The February study, which was published in the journal Circulation, studied blood pressure readings from 27,542 participants without heart disease that were taken as part of four community-based cohort studies.

The researchers found a significant difference in systolic blood pressure—the first number in a blood pressure reading—which measures the force of the blood against the artery wall as the heartbeats. The second number, the diastolic pressure, measures blood pressure against artery walls between heartbeats.

The researchers found that 120 mm Hg was the threshold for hypertension in men. Systolic blood pressure readings above that were linked with a higher risk of developing any type of heart disease, including heart attack, heart failure, and stroke.

Normal: Systolic less than 120 and diastolic less than 80Elevated: Systolic 120 to 129 and diastolic less than 80High (hypertension stage 1): Systolic 130 to 139 and diastolic 80 to 89High (hypertension stage 2): Systolic 140 or higher and diastolic 90 or higherHypertensive crisis: Systolic higher than 180 and/or diastolic higher than 120

But the number was lower for women.
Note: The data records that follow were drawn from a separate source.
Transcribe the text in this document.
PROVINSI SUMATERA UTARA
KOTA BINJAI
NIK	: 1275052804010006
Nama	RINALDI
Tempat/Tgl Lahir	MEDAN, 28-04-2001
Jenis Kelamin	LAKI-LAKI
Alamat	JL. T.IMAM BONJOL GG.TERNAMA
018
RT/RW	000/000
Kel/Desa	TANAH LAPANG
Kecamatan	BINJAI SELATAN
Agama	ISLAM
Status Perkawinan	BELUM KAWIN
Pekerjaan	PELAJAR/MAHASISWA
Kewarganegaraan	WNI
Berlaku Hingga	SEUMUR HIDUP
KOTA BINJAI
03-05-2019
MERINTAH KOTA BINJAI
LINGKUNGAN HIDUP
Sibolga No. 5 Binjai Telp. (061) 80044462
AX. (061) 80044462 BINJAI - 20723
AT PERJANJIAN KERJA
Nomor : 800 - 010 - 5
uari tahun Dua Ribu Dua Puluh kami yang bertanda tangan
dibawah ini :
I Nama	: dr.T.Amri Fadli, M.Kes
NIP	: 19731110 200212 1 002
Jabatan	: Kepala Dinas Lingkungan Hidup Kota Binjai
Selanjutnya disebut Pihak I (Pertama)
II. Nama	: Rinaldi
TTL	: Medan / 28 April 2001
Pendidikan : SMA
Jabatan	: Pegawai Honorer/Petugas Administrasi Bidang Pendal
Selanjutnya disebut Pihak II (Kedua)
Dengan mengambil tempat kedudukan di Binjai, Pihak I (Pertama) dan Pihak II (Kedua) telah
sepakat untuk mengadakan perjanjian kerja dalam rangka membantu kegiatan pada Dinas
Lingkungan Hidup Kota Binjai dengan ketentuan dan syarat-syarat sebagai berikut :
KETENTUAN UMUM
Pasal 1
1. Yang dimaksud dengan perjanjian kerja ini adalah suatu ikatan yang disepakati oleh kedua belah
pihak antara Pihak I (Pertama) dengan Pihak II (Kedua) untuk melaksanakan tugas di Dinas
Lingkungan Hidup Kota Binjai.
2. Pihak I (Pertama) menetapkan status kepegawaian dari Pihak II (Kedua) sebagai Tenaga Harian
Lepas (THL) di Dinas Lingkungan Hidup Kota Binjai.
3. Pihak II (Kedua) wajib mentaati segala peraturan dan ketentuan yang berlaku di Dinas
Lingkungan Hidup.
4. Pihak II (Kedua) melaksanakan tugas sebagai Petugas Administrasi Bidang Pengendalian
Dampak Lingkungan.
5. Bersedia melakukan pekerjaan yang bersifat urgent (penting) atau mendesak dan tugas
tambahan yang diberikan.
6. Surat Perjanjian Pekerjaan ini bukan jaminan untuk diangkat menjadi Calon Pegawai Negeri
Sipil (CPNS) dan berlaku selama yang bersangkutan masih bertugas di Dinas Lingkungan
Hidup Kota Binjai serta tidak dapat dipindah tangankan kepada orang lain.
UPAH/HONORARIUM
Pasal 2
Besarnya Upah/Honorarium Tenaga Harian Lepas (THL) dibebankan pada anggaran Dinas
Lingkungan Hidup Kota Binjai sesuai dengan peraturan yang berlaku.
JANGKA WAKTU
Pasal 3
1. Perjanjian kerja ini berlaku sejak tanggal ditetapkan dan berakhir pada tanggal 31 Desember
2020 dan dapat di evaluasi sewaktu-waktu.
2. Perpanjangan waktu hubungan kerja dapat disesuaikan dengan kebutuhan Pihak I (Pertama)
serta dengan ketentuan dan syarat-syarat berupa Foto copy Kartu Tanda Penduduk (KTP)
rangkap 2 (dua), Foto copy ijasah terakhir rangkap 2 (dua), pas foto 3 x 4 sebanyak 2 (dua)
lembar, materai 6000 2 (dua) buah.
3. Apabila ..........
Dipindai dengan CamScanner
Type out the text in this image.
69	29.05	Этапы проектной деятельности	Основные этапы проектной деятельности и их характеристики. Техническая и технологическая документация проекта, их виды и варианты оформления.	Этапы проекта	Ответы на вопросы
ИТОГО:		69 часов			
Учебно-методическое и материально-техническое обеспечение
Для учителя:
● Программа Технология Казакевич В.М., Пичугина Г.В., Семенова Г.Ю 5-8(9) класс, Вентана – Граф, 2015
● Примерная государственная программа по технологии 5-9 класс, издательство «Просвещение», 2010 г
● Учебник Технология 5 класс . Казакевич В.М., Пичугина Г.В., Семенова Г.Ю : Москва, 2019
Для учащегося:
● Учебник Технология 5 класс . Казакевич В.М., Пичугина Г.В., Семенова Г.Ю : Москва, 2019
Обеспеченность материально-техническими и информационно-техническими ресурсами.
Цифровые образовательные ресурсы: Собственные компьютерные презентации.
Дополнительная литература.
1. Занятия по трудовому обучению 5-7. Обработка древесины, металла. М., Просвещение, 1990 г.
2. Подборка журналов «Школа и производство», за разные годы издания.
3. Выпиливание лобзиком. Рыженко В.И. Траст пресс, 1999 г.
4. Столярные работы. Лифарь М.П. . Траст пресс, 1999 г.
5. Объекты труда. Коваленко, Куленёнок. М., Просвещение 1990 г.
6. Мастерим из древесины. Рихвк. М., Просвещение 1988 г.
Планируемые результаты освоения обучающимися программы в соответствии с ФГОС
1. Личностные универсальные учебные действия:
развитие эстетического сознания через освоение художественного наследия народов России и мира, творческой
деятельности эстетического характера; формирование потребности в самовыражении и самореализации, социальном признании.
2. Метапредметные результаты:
The researchers discovered that women who had a systolic reading of 110 mm Hg or higher were at risk of developing heart disease, heart attack, and stroke.

“Our results suggest that cardiovascular risk from blood pressure occurs at a lower blood pressure in women than men,” study co-author C. Noel Bairey Merz, MD, director of the Barbra Streisand Women’s Heart Center at Cedars-Sinai Medical Center in Los Angeles, tells Verywell. “For blood pressure levels, including levels currently considered ‘normal,’ women face a higher cardiovascular risk of death and morbidity.”

Merz says that she decided to study the topic because “sex differences are abundant in health and disease.”

The idea that women might have a lower threshold for blood pressure in relation to heart disease risk isn’t new—Merz says that doctors are already aware that men and women are impacted differently by high blood pressure. “Hypertension is the most common risk factor for cardiovascular disease and women suffer disproportionately with higher rates of death and morbidity with cardiovascular disease compared to men,” she says. “Therefore, evaluation of blood pressure differences by sex would be important to understanding and closing disparity gaps for women.”

The Risk of Hypertension

Hypertension, also known as high blood pressure, happens when the force of blood flowing through your blood vessels, is consistently too high.

When your heart beats, it creates pressure that pushes blood through your blood vessels to help deliver it to your tissues and organs. The pressure, known as your blood pressure, happens as blood pumps out of the heart and as it rests between heartbeats.

When you have high blood pressure, it increases the workload of your heart and blood vessels. That makes the blood vessels work harder and perform less efficiently.

If you consistently have high blood pressure, the force and friction of that pressure damages the tissue inside your arteries, the blood vessels that deliver blood your heart to your tissues. Cholesterol can also form a plaque along small tears in the artery walls. As plaque increases, along with damage, the arteries get smaller and blood pressure raises. That leads to even more harm to the arteries, heart, and other areas of the body.

What’s Next?

The findings “raise awareness and raises the need to look at this more,” Jennifer Wong, MD, cardiologist and medical director of non-invasive cardiology at MemorialCare Heart and Vascular Institute at Orange Coast Medical Center in California, tells Verywell. She points out that studies are needed to look into the effects of treating women at a lower blood pressure threshold before this would become common practice.

Jennifer Haythe, MD, co-director of the Women’s Center for Cardiovascular Health at Columbia University Irving Medical Center in New York, agrees. “While we have data to support the fact that women have lower blood pressure overall compared with men, this study is interesting as it shows that elevations above that lower baseline—but below traditional cut-offs—are associated with increased risk of cardiovascular events,” Haythe tells Verywell. Haythe also says the findings could eventually “lead to sex-specific changes in goal blood pressure readings for women compared with men.” 

Nicole Weinberg, MD, cardiologist at Providence Saint John’s Health Center in California, tells Verywell that it’s “great for the data to reflect what we see clinically. We often see women showing signs of end-organ damage at lower blood pressure levels. Now we have the data to support lowering their blood pressure to different thresholds than their male counterparts.”

Merz is hopeful her findings will prompt more research into sex-specific blood pressure thresholds. “Further research should consistently consider and include sex as a biological variable,” she says.